The other feature of the Pantheon that might surprise a visitor from a religious background is that the centre of the building underneath the central dome is given over to a huge pendulum that hypnotically swings across the constructed circle continuously. It is a recreation of a famous 1851 scientific experiment by Leon Foucault where his device demonstrated the effect of the earth’s rotation. Although no longer a Church at the time, local Church officials objected to this secular use of the building and Foucault’s pendulum was removed. The original pendulum was returned to the Pantheon for a few years in the 1990s. The presence of the replica pendulum here today illustrates that this gorgeous building has been one of the battlefields of the philosophical conflict between science and religion and it looks like science has won in this case.

There is a lot to see and marvel at when walking around the Pantheon. Due to the building’s movement from religious to secular purposes over the 19th century, as well as the changing views of modern politicians, the sculptures and murals are plentiful, all attempting to make point about what is valuable to the French state and its people.

If there is one feature of the Pantheon I would encourage visitors to inspect, it is the dome that sits above the Pantheon. Domes over temples, churches and other important buildings have fascinated architects for thousands of years. A visit to the Pantheon in Rome shows that it has a hole in the dome and during rainy weather, the visitor might theoretically need an umbrella if they were wearing their best clothes. There is also an oculus in the dome of the Paris Pantheon but little rain filters to the ground floor here due to the design that can be seen in Sufflot’s design drawing above left. It is actually three domes and it is the first dome that has an oculus in the centre. If you look through this aperture, the fresco ‘The Apotheosis of Saint Genevieve’ can be seen painted on the underside of the second dome, completed by Antoine Gros over many years of hard labour (1811-24). The saint who inspired the original church on this site still gets to look down on the busy life of the Pantheon, 1500 years after her death.

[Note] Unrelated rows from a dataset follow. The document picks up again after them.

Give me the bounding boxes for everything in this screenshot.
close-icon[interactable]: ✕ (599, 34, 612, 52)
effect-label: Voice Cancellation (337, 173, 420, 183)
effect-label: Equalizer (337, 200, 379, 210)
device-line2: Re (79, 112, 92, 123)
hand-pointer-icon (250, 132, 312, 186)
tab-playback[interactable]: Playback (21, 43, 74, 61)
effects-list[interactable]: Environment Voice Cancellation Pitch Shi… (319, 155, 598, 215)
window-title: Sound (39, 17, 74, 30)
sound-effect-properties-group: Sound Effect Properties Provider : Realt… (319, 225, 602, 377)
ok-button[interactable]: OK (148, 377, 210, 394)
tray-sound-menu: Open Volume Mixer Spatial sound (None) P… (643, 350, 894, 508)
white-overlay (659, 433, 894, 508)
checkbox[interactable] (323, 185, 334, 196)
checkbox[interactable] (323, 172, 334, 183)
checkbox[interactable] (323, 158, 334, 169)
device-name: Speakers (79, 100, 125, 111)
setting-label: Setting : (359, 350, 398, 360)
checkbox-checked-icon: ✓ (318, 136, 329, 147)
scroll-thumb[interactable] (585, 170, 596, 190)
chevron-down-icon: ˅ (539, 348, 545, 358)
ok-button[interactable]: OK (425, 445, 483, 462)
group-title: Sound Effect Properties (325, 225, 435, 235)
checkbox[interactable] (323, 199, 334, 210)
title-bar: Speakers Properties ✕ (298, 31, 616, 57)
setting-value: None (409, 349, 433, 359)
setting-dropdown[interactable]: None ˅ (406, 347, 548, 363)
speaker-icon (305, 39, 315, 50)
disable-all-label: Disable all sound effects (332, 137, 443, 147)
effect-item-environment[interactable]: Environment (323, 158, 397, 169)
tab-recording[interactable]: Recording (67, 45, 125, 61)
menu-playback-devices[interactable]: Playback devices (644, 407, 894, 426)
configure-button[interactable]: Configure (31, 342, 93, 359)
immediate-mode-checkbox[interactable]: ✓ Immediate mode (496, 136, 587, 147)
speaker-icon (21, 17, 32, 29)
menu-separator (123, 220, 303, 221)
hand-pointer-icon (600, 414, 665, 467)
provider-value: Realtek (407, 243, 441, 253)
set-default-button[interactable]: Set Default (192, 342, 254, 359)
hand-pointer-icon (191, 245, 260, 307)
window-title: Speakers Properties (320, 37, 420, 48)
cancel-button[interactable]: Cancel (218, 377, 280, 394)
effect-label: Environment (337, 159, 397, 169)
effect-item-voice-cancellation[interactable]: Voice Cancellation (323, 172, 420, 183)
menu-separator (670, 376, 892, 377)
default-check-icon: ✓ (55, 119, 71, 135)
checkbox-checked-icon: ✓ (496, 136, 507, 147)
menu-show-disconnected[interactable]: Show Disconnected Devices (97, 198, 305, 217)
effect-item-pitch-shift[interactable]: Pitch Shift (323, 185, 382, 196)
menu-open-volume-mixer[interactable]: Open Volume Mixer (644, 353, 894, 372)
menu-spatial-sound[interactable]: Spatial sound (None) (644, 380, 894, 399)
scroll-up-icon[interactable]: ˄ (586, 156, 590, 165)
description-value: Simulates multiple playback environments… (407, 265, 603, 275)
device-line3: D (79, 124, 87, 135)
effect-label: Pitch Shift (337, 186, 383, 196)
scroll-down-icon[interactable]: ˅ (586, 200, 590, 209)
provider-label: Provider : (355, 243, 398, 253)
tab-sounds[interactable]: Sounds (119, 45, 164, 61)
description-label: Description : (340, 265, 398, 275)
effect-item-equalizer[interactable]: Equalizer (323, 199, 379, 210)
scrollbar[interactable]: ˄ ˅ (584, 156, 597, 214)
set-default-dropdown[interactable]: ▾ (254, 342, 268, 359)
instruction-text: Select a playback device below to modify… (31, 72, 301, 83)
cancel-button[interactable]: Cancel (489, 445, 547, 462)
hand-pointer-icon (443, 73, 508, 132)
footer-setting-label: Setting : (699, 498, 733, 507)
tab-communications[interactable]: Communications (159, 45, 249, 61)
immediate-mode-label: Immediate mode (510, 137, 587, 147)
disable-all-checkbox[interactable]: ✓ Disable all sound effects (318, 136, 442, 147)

APPENDIX 1: St Etienne De Mont

As mentioned in the blog about the Pantheon, this district, the Latin Quarter, is where a Gallic tribe settled down after moving from their marshy site around the Seine  River. It became a significant religious centre for the growing city and well before the Pantheon was built it was the site of a Basilica built by Clovis, the King of ‘France’ at the time (466-511). A monastery was built around this church dedicated to St Genevieve. As the population grew after the thirteenth century, the ecclesiastical authorities decided that a new and bigger church for the district needed to be built, this one dedicated to St Stephen (St Etienne). The church was  slow being built and it continued to rise between 1222 and 1624. It still stands today just around the corner from the Pantheon. It is in this church that the remaining relics of St Genevieve, not destroyed during the French Revolution, are housed. (Note reliquary on left below.) The St Etienne Church didn’t escape significant vandalism during the revolution and it was closed down and became a ‘Temple of Filial Piety’ whatever that was. It was restored to the Church in 1803 and still operates today as the local church. It is a beautiful building inside as the photo to the right below of the pulpit illustrates. If visitors aren’t exhausted by the time they finish inspecting the Pantheon, this is another great site to visit in the district.